In the Germantown community in Nashville, Irwin's company bought the former Neuhoff slaughterhouse on the Cumberland River four years ago and has already added apartments and offices.
Irwin said building an attractive community where people can live, work and play in the same area is increasingly popular and helps employers recruit and maintain staff.
"We have tried to really reimagine where people work as there has been a shift in company real estate choices from the C-suite to the HR (human resources) department as employers recognize they need to provide a place where people want to come to work and place where people enjoy spending their day," Irwin said.
While many businesses are still struggling to get all of their workers back to the office after the COVID-19 pandemic, Irwin said all of the offices in his Ponce City Market are full.
Irwin said each of the redevelopment projects he has worked on are unique and have required bringing the community on board to help maximize the historic and diverse nature of the properties. Rev. Ann Gammon Weeks, a deacon in the Episcopal Diocese of East Tennessee who is president emeritus of the South Broad Redevelopment Group and a member of the Sports Authority, said the developers are working with community residents and bringing national expertise to the former Wheland site.
"With such a positive developer like Jim Irwin involving local architects along with world-renowned architects, I think we're going to end up with an excellent product for our community," she said after Irwin's speech.
Irwin said he has been meeting with local residents, officials and Howard High School students and teachers near the stadium site to talk about ways to develop and use the former Wheland site.
The developers are negotiating with the nonprofit community group Chattanoogans in Action for Love, Equality and Benevolence on what could be Chattanooga's first community benefits agreement between a developer and the local community.
Janice Gooden, co-chair of the economic mobility task for CALEB, said community members began meeting in August 2022 to help ensure that the new development addresses local concerns and needs for housing, employment, transportation, education and the environment. Gooden said CALEB has drafted a proposal and has twice met with developers over a proposed community agreement.
"We're going to have to come together to flesh out the details to come to an agreement," Gooden said in a telephone interview Thursday. "I think we're a lot closer, but we don't have a definite date yet."
Irwin said he is actively working with CALEB and the community to develop a community benefits agreement that will spell out commitments by the developer to meet community needs and concerns.

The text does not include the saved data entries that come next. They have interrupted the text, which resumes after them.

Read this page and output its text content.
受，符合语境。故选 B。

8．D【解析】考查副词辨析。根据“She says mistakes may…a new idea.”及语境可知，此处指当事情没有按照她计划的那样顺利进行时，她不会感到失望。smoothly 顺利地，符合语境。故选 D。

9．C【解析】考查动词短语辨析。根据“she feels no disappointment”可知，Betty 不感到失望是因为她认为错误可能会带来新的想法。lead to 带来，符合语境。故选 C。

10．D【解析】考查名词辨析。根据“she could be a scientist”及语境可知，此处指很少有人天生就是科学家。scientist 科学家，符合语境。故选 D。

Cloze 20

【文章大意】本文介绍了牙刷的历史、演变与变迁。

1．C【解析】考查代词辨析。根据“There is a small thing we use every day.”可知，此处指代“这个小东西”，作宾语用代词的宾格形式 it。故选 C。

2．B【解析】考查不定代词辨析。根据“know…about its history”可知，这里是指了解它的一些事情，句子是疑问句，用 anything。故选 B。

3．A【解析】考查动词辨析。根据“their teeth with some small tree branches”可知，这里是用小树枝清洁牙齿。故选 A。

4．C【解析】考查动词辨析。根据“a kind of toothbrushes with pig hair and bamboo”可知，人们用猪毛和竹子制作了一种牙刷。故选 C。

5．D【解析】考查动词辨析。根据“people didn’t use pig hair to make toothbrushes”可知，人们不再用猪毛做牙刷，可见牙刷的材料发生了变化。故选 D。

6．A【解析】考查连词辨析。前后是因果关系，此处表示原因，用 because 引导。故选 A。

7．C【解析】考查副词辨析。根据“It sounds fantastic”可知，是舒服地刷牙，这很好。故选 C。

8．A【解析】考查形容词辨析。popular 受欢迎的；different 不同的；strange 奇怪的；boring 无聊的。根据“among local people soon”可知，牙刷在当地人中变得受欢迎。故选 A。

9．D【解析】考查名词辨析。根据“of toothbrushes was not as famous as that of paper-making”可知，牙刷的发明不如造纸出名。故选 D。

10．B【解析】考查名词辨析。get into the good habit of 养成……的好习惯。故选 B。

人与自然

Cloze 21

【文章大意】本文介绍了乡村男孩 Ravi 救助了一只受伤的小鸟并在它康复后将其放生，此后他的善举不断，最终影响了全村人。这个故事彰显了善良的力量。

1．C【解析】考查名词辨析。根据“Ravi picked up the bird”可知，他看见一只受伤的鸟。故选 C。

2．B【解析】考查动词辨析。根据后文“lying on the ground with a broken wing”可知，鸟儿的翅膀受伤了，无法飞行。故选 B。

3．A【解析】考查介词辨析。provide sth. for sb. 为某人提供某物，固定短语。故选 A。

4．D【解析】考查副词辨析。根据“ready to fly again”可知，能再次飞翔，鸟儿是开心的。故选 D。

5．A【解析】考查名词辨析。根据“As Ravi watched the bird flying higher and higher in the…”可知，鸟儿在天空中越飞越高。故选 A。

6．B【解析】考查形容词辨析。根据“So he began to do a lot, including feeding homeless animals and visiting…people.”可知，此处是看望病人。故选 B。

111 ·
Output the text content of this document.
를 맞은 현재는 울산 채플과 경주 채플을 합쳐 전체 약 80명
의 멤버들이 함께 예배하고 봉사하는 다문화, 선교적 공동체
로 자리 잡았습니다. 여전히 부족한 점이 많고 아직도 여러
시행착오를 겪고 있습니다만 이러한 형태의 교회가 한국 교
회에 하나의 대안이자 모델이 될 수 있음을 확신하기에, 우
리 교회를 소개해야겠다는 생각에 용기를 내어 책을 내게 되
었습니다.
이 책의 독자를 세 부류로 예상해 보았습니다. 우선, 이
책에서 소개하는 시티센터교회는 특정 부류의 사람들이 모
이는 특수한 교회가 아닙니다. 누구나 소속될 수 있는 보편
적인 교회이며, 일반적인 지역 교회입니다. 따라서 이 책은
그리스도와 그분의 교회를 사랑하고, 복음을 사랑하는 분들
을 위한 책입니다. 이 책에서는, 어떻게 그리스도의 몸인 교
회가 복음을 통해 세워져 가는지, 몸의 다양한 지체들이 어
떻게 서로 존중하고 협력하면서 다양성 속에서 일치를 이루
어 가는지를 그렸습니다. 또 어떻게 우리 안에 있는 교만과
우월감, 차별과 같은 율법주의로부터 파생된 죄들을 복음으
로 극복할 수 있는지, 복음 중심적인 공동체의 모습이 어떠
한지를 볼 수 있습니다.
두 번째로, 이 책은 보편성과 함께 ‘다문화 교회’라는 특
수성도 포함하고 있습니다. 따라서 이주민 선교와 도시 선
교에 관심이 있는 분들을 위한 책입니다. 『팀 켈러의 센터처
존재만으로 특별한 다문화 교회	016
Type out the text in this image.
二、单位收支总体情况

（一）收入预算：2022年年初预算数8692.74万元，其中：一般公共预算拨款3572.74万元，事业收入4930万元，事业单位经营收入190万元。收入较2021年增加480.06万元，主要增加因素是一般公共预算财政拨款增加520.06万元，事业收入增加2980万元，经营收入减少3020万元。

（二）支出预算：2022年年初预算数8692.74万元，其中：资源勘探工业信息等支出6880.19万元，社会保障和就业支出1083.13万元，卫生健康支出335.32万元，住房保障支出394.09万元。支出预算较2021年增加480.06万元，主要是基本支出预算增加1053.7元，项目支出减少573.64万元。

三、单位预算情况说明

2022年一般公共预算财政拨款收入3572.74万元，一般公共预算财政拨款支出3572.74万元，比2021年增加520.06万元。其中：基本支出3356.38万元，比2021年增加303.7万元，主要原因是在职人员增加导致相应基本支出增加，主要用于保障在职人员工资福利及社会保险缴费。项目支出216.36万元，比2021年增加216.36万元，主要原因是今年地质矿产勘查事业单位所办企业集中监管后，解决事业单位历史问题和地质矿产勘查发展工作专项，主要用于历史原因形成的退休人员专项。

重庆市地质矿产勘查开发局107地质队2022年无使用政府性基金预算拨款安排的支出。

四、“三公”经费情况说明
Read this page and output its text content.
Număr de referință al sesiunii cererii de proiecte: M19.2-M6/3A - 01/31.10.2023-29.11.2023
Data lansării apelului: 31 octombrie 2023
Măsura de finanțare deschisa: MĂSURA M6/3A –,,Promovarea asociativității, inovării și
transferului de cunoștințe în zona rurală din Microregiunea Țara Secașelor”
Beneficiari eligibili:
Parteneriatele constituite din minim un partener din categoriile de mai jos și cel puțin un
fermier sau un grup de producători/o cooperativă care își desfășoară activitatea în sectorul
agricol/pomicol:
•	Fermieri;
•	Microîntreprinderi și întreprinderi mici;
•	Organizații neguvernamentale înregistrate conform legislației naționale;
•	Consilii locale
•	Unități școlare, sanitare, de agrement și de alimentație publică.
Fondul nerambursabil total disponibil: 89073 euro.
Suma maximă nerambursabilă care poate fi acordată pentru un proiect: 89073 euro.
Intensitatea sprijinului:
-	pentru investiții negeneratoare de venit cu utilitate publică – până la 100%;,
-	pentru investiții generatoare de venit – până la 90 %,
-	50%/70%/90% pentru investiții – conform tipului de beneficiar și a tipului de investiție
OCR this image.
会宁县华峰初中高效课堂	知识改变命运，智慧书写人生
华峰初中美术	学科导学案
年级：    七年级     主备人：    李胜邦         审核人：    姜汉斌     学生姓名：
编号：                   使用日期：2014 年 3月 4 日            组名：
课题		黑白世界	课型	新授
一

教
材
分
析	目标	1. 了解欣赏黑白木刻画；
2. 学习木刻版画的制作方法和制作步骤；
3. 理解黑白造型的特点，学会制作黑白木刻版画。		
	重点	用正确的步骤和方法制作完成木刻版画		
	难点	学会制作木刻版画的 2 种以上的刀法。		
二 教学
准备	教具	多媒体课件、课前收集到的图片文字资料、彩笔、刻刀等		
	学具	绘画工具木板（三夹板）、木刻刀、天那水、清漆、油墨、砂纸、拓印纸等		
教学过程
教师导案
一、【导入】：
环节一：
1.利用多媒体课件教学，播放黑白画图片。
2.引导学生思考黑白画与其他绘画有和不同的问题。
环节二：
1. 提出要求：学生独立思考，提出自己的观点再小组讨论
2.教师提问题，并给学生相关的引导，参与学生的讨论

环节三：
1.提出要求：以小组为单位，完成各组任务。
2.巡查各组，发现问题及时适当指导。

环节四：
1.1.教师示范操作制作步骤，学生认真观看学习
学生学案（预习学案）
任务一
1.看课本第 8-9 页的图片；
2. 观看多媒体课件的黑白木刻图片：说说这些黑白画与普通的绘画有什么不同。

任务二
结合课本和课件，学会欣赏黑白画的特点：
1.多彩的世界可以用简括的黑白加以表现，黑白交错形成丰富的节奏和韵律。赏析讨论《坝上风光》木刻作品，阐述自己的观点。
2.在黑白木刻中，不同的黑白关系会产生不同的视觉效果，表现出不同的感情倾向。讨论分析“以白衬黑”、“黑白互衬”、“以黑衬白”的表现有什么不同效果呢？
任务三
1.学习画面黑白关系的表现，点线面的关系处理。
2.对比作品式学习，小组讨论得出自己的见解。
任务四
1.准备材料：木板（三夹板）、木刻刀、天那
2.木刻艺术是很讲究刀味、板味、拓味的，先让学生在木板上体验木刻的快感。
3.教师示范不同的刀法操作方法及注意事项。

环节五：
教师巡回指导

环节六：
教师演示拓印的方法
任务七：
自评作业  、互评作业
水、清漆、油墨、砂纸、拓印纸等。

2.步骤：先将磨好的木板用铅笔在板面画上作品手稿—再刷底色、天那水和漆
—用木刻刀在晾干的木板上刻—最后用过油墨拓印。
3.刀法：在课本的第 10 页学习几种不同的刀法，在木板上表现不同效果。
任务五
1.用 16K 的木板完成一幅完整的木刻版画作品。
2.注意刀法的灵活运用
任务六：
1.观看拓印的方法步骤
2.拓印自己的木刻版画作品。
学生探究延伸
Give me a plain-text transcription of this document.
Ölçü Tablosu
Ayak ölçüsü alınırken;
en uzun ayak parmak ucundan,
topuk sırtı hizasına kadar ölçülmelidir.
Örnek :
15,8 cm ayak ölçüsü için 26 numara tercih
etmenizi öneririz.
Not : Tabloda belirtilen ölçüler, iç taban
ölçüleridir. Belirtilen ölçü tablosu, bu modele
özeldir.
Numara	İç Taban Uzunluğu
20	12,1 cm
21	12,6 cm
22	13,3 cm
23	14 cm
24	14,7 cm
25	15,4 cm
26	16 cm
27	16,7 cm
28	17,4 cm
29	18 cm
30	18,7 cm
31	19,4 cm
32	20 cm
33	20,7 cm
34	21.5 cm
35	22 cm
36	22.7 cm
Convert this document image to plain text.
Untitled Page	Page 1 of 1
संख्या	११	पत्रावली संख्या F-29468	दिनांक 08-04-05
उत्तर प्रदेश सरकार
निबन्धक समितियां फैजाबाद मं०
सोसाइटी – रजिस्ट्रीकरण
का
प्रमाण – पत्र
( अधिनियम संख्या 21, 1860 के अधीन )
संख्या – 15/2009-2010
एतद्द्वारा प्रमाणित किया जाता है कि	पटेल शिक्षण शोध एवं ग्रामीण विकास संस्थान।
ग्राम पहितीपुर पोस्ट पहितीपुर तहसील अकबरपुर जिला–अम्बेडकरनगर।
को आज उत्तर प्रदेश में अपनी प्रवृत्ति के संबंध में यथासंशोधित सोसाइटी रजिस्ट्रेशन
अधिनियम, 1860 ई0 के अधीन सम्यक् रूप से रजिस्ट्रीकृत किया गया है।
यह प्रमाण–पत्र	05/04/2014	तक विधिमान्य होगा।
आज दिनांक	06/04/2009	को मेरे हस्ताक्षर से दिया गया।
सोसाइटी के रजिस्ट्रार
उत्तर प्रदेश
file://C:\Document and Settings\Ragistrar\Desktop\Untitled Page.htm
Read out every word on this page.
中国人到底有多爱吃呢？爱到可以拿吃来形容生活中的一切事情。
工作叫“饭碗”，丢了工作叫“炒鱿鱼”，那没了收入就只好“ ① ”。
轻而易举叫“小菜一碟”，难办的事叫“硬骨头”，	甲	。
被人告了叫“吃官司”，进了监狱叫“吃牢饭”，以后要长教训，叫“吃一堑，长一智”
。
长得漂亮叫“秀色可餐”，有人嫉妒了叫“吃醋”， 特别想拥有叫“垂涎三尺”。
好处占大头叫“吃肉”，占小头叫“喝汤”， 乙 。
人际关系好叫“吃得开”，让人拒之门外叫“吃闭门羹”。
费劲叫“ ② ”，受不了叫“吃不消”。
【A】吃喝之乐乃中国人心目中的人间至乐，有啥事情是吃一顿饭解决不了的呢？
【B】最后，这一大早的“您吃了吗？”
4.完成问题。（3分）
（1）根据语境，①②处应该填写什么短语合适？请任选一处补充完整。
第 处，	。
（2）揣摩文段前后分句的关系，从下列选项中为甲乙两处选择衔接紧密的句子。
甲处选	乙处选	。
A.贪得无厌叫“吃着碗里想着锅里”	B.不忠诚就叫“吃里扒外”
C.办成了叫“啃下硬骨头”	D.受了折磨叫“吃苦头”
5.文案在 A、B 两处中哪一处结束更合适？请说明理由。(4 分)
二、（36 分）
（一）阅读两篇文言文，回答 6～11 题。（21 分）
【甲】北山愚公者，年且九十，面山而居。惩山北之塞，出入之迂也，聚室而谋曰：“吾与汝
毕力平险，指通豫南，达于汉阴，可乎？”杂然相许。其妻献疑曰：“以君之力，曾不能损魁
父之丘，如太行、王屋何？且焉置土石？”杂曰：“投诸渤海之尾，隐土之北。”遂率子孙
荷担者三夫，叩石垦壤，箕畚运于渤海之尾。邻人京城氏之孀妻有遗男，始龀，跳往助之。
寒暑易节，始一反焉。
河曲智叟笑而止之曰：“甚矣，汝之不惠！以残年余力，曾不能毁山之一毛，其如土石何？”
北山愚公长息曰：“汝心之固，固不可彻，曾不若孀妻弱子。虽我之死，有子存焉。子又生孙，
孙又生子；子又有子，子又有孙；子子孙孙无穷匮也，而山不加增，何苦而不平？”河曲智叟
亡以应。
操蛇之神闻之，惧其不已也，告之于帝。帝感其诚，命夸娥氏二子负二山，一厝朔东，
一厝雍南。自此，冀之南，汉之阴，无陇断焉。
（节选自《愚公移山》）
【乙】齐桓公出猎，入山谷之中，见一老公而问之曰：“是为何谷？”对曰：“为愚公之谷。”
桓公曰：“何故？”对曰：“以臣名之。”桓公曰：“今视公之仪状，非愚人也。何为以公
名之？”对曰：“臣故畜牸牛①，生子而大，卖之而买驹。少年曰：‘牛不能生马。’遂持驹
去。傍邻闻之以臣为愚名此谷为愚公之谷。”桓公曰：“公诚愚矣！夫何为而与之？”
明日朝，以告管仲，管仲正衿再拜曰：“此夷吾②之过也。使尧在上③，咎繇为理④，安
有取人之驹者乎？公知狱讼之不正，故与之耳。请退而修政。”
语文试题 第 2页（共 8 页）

"This is really a pioneering idea for the community," Irwin said. "I know this has been tried with other projects in the past, but we have committed to getting this across the finish line."
In addition to Irwin's company, the community benefits agreement is expected to involve the Sports Authority and Hardball Capital, which owns the Lookouts.
Irwin said he hopes when the stadium opens in 2025, there will be a number of attractions and developments open or under active development.
"We're actively designing the development now, and we're optimistic that we'll be able to build and finance it," Irwin said in an interview after his speech.